TEMPO.CO, Pyongyang - Korea Utara secara tegas menolak tawaran calon Presiden Amerika Serikat dari Partai Republik, Donald Trump, yang ingin menemui pemimpin tertinggi mereka, Kim Jong-un.
"Terserah keputusan Pemimpin Agung kami, baik untuk bertemu atau tidak. Tapi saya pikir ide (Trump) untuk berbincang sangat konyol," kata Duta Korea Utara untuk Perserikatan Bangsa-Bangsa (PBB) di Jenewa, So Se Pyong, kepada Reuters.
So Se Pyong menganggap tawaran tersebut tidak berguna dan hanya propaganda atau iklan dalam persaingan pemilihan Presiden Amerika Serikat. "Ini semata-semata untuk tujuan pemilihan presiden, itu saja. Seperti propaganda atau iklan yang sia-sia," katanya, seperti yang dilansir News.au pada 24 Mei 2016.
Sebelumnya, Trump, dalam satu wawancara dengan Reuters pekan lalu di New York, mengatakan dia bersedia berbicara dengan pemimpin Korea Utara itu untuk mencoba mencegah program nuklir Pyongyang, sekaligus mengusulkan transisi besar dalam kebijakan Amerika melibatkan negara yang terasing itu.
Dalam kesempatan tersebut, Duta Korea Utara itu juga menegaskan bahwa negaranya siap kembali ke perundingan enam negara yang sempat terhenti sebelumnya untuk membahas program nuklir negaranya. Cina dan Rusia mendukung ide itu, tapi Amerika Serikat dan sekutunya, Korea Selatan dan Jepang, telah secara tegas menolaknya.

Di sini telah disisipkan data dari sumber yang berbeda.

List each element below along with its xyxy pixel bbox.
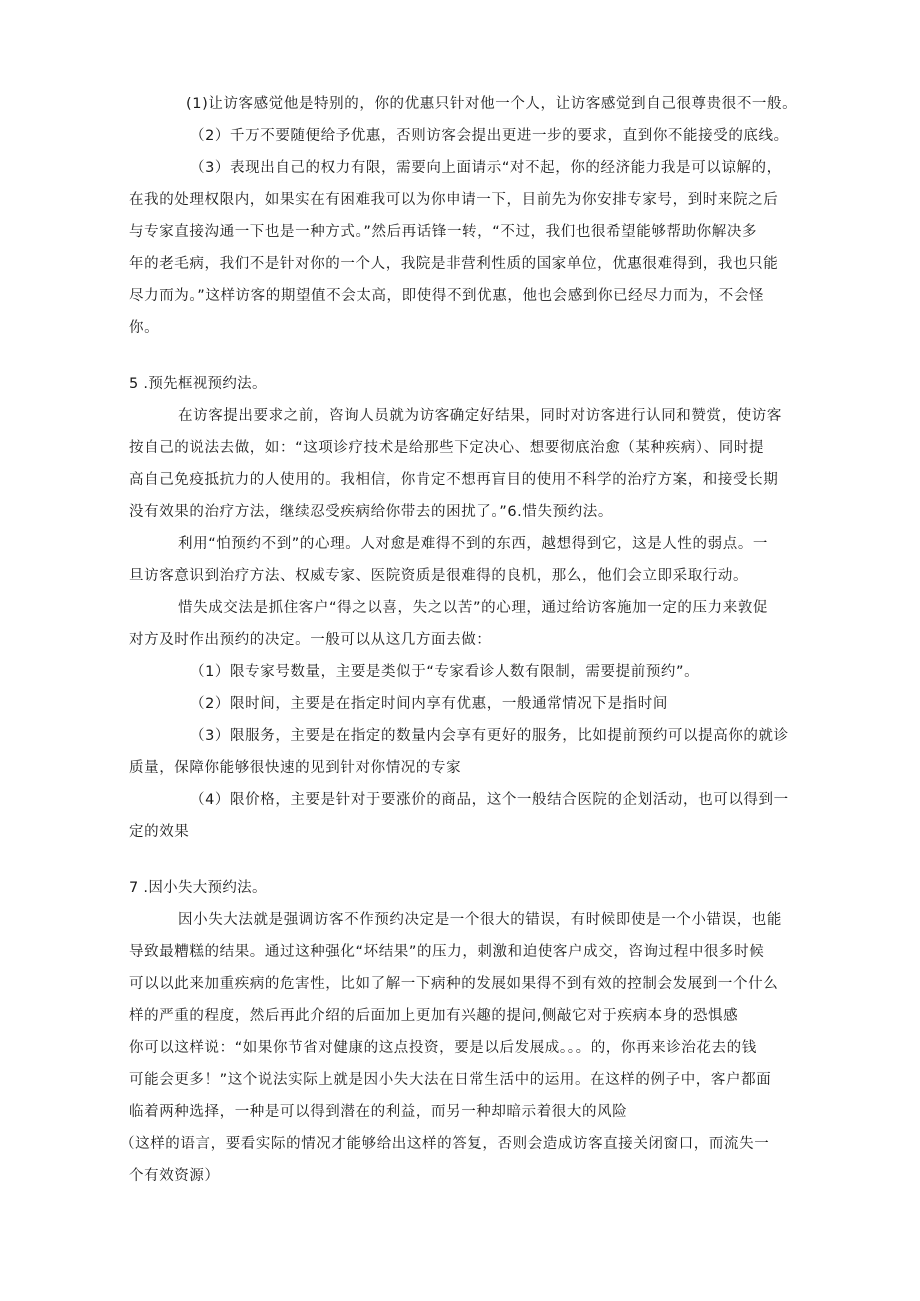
s5-para-line-3: 高自己免疫抵抗力的人使用的。我相信，你肯定不想再盲目的使用不科学的治疗方案，和接受长期 bbox=[129, 472, 779, 488]
s7-note-line-2: 个有效资源） bbox=[129, 1168, 220, 1184]
s6-item-4-line-2: 定的效果 bbox=[129, 824, 190, 840]
s4-item-2: （2）千万不要随便给予优惠，否则访客会提出更进一步的要求，直到你不能接受的底线。 bbox=[190, 128, 789, 144]
s6-para1-line-2: 旦访客意识到治疗方法、权威专家、医院资质是很难得的良机，那么，他们会立即采取行动。 bbox=[129, 568, 749, 584]
s4-item-3-line-5: 尽力而为。”这样访客的期望值不会太高，即使得不到优惠，他也会感到你已经尽力而为，不会怪 bbox=[129, 288, 765, 304]
s7-para1-line-2: 导致最糟糕的结果。通过这种强化“坏结果”的压力，刺激和迫使客户成交，咨询过程中很多时候 bbox=[129, 944, 765, 960]
s6-item-2: （2）限时间，主要是在指定时间内享有优惠，一般通常情况下是指时间 bbox=[190, 696, 668, 712]
s4-item-3-line-4: 年的老毛病，我们不是针对你的一个人，我院是非营利性质的国家单位，优惠很难得到，我也只能 bbox=[129, 256, 779, 272]
s6-item-4-line-1: （4）限价格，主要是针对于要涨价的商品，这个一般结合医院的企划活动，也可以得到一 bbox=[190, 792, 789, 808]
s7-para1-line-3: 可以以此来加重疾病的危害性，比如了解一下病种的发展如果得不到有效的控制会发展到一个什么 bbox=[129, 976, 779, 992]
s5-para-line-4: 没有效果的治疗方法，继续忍受疾病给你带去的困扰了。”6.惜失预约法。 bbox=[129, 504, 613, 520]
s5-para-line-1: 在访客提出要求之前，咨询人员就为访客确定好结果，同时对访客进行认同和赞赏，使访客 bbox=[178, 408, 782, 424]
s4-item-1: (1)让访客感觉他是特别的，你的优惠只针对他一个人，让访客感觉到自己很尊贵很不一般。 bbox=[186, 96, 798, 112]
s7-para1-line-4: 样的严重的程度，然后再此介绍的后面加上更加有兴趣的提问,侧敲它对于疾病本身的恐惧感 bbox=[129, 1008, 739, 1024]
s7-para2-line-1: 你可以这样说：“如果你节省对健康的这点投资，要是以后发展成。。。的，你再来诊治花去的钱 bbox=[129, 1040, 757, 1056]
s6-para2-line-2: 对方及时作出预约的决定。一般可以从这几方面去做： bbox=[129, 632, 492, 648]
s4-item-3-line-3: 与专家直接沟通一下也是一种方式。”然后再话锋一转，“不过，我们也很希望能够帮助你解决多 bbox=[129, 224, 758, 240]
s4-item-3-line-6: 你。 bbox=[129, 320, 160, 336]
s6-para1-line-1: 利用“怕预约不到”的心理。人对愈是难得不到的东西，越想得到它，这是人性的弱点。一 bbox=[178, 536, 769, 552]
s5-heading: 5 .预先框视预约法。 bbox=[129, 376, 267, 392]
s6-item-3-line-1: （3）限服务，主要是在指定的数量内会享有更好的服务，比如提前预约可以提高你的就诊 bbox=[190, 728, 789, 744]
s4-item-3-line-2: 在我的处理权限内，如果实在有困难我可以为你申请一下，目前先为你安排专家号，到时来院之后 bbox=[129, 192, 779, 208]
s7-heading: 7 .因小失大预约法。 bbox=[129, 880, 267, 896]
s7-para2-line-2: 可能会更多！”这个说法实际上就是因小失大法在日常生活中的运用。在这样的例子中，客户都面 bbox=[129, 1072, 772, 1088]
s6-para2-line-1: 惜失成交法是抓住客户“得之以喜，失之以苦”的心理，通过给访客施加一定的压力来敦促 bbox=[178, 600, 769, 616]
s4-item-3-line-1: （3）表现出自己的权力有限，需要向上面请示“对不起，你的经济能力我是可以谅解的， bbox=[190, 160, 782, 176]
s7-para1-line-1: 因小失大法就是强调访客不作预约决定是一个很大的错误，有时候即使是一个小错误，也能 bbox=[178, 912, 782, 928]
s7-para2-line-3: 临着两种选择，一种是可以得到潜在的利益，而另一种却暗示着很大的风险 bbox=[129, 1104, 628, 1120]
s6-item-3-line-2: 质量，保障你能够很快速的见到针对你情况的专家 bbox=[129, 760, 462, 776]
s5-para-line-2: 按自己的说法去做，如：“这项诊疗技术是给那些下定决心、想要彻底治愈（某种疾病）、同时提 bbox=[129, 440, 765, 456]
s7-note-line-1: （这样的语言，要看实际的情况才能够给出这样的答复，否则会造成访客直接关闭窗口，而流失一 bbox=[120, 1136, 770, 1152]
s6-item-1: （1）限专家号数量，主要是类似于“专家看诊人数有限制，需要提前预约”。 bbox=[190, 664, 700, 680]
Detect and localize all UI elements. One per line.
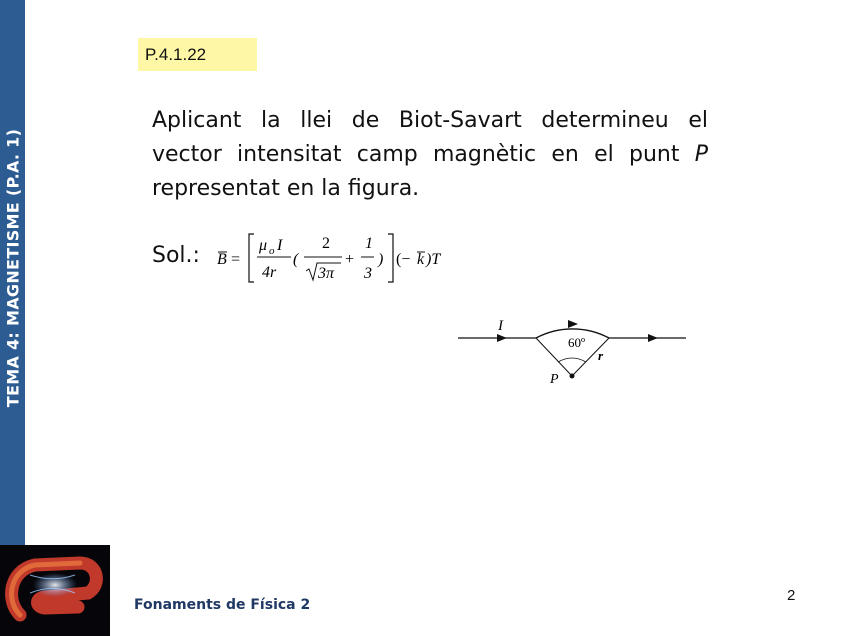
problem-code: P.4.1.22 xyxy=(138,38,257,71)
sidebar-title: TEMA 4: MAGNETISME (P.A. 1) xyxy=(3,128,23,408)
formula-mu: μ xyxy=(259,237,268,254)
point-label: P xyxy=(550,372,559,387)
formula-open: ( xyxy=(293,251,299,268)
radius-label: r xyxy=(598,348,604,363)
statement-text-before: Aplicant la llei de Biot-Savart determineu el vector intensitat camp magnètic en el punt xyxy=(152,108,708,167)
formula-tail-open: (− xyxy=(396,251,411,268)
formula-lhs: B xyxy=(217,251,227,268)
statement-var-p: P xyxy=(694,142,708,167)
circuit-figure xyxy=(452,310,692,390)
current-label: I xyxy=(498,318,503,334)
formula-plus: + xyxy=(345,251,355,268)
page-number: 2 xyxy=(787,587,796,604)
formula-num2: 2 xyxy=(322,235,330,252)
formula-tail-close: )T xyxy=(426,251,441,268)
formula-num3: 1 xyxy=(365,235,373,252)
formula-eq: = xyxy=(231,251,241,268)
magnet-image xyxy=(0,545,110,636)
sidebar xyxy=(0,0,25,545)
formula-current: I xyxy=(277,237,283,254)
formula-den2: 3π xyxy=(318,265,335,282)
formula-den1: 4r xyxy=(262,264,277,281)
angle-label: 60º xyxy=(568,335,586,350)
formula-k: k xyxy=(417,251,425,268)
solution-label: Sol.: xyxy=(152,243,200,268)
statement-text-after: representat en la figura. xyxy=(152,176,420,201)
formula-den3: 3 xyxy=(364,265,372,282)
formula-mu-sub: o xyxy=(269,245,275,257)
formula-close: ) xyxy=(378,251,384,268)
problem-statement xyxy=(152,104,708,206)
solution-formula xyxy=(214,226,454,290)
course-name: Fonaments de Física 2 xyxy=(134,597,311,613)
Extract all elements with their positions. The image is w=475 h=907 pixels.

Korea Utara melakukan uji nuklir keempat pada Januari lalu dan meluncurkan roket jarak jauh pada Februari. Uji coba itu memicu jatuhnya sanksi internasional. Sejak Kim mengambil alih kekuasaan setelah kematian ayahnya, Kim Jong-il, pada 2011, Korea Utara telah dua kali melakukan uji coba nuklir dan dua kali sukses meluncurkan roket ke ruang angkasa yang diduga dilengkapi kepala nuklir.